Línguas naturais têm dialetos. O português brasileiro e o português europeu são ambos português. Um falante nativo de um entende o outro com algum esforço, mas não são a mesma coisa. Você não pode escrever em português e esperar que funcione de forma idêntica em todo lugar.
O scripting de shell tem o mesmo problema. O bash não é o shell. É um shell com um conjunto específico de comportamentos, muitos dos quais não estão no POSIX e alguns dos quais contradizem implementações que são tecnicamente mais compatíveis (como o dash).
A comunidade finge o contrário. Dizemos "script sh" e queremos dizer "bash com -e -u -o pipefail". Dizemos "compatível com POSIX" e queremos dizer "funcionou na CI". Dizemos "portável" e queremos dizer "rodou nas duas máquinas que testei".
Venho construindo o shell-docs, uma referência multi-shell que valida cada recurso documentado em 14 shells. O processo é mecânico: escreva um exemplo, rode em cada shell, registre a saída, verifique se há divergência.

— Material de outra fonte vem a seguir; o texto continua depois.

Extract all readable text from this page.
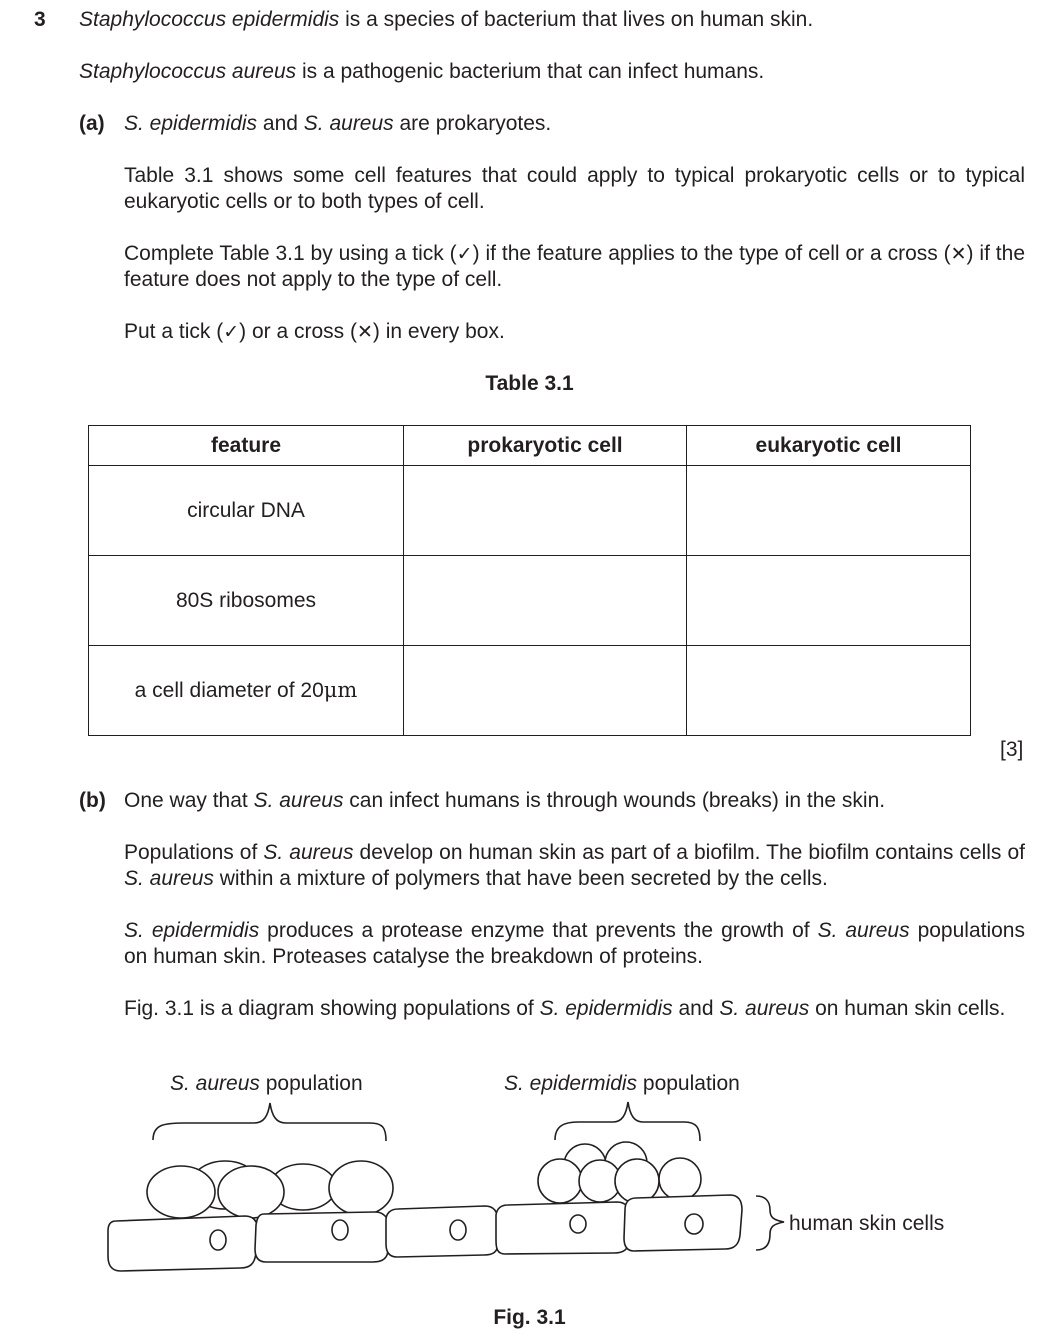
3 Staphylococcus epidermidis is a species of bacterium that lives on human skin.
Staphylococcus aureus is a pathogenic bacterium that can infect humans.
(a) S. epidermidis and S. aureus are prokaryotes.
Table 3.1 shows some cell features that could apply to typical prokaryotic cells or to typical eukaryotic cells or to both types of cell.
Complete Table 3.1 by using a tick (✓) if the feature applies to the type of cell or a cross (✕) if the feature does not apply to the type of cell.
Put a tick (✓) or a cross (✕) in every box.
Table 3.1
feature	prokaryotic cell	eukaryotic cell
circular DNA		
80S ribosomes		
a cell diameter of 20μm		
[3]
(b) One way that S. aureus can infect humans is through wounds (breaks) in the skin.
Populations of S. aureus develop on human skin as part of a biofilm. The biofilm contains cells of S. aureus within a mixture of polymers that have been secreted by the cells.
S. epidermidis produces a protease enzyme that prevents the growth of S. aureus populations on human skin. Proteases catalyse the breakdown of proteins.
Fig. 3.1 is a diagram showing populations of S. epidermidis and S. aureus on human skin cells.
S. aureus population	S. epidermidis population
human skin cells
Fig. 3.1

A maioria dos recursos funciona igual. Alguns não.
$# - a contagem de parâmetros posicionais. Funciona em todo lugar, sem surpresas.
local - não está no POSIX de jeito nenhum. Todo shell tem assim mesmo, com regras de escopo diferentes.
$(( )) - expansão aritmética, suportada universalmente. Divisão por zero: varia conforme a implementação.
[[ ]] - não é POSIX, não existe no dash. Se o seu script usa isso sob #!/bin/sh, ele vai falhar silenciosamente em todo sistema onde o /bin/sh é o dash (Debian, Ubuntu, Alpine).
Os que divergem não são bugs. São decisões acumuladas por décadas de implementações independentes, cada uma mirando um ponto ligeiramente diferente na história da especificação: 1988, 2001, 2017.
Portável significa: testado na variedade de shells em que ele vai de fato rodar.
A ferramenta shell-versions rastreia qual versão de cada shell vem com as principais distribuições. No momento em que escrevo, o /bin/sh é:
dash 0.5.12 no Ubuntu 24.04bash 3.2.57 no macOS (inalterado há quinze anos; a GPL v3 manteve o bash 4.x fora do sistema base)busybox ash no Alpineksh93 em algumas distribuições Linux corporativasNão são o mesmo programa. Não têm nem a mesma idade.
Se você escreve #!/bin/bash e fala sério, tudo bem. Pelo menos é honesto. Escreva #!/bin/sh e você está prometendo algo que deveria verificar.
O harness de validação do shell-docs roda cada exemplo contra todos os 14 shells isoladamente, captura a saída padrão e os códigos de saída, e os compara com uma tabela de referência conhecida. Quando uma nova versão de um shell é lançada, você roda de novo.
Isso não é complexo. É só um trabalho que não acontece por padrão.
A recompensa é que "funciona no sh POSIX" pode significar algo concreto: funciona nos catorze shells que testei, e aqui estão os resultados. Essa é uma afirmação diferente de "rodei no bash e pareceu funcionar".
POSIX não é um shell. É uma promessa sobre o que os shells deveriam fazer. A verificação é como você descobre quais delas foram cumpridas.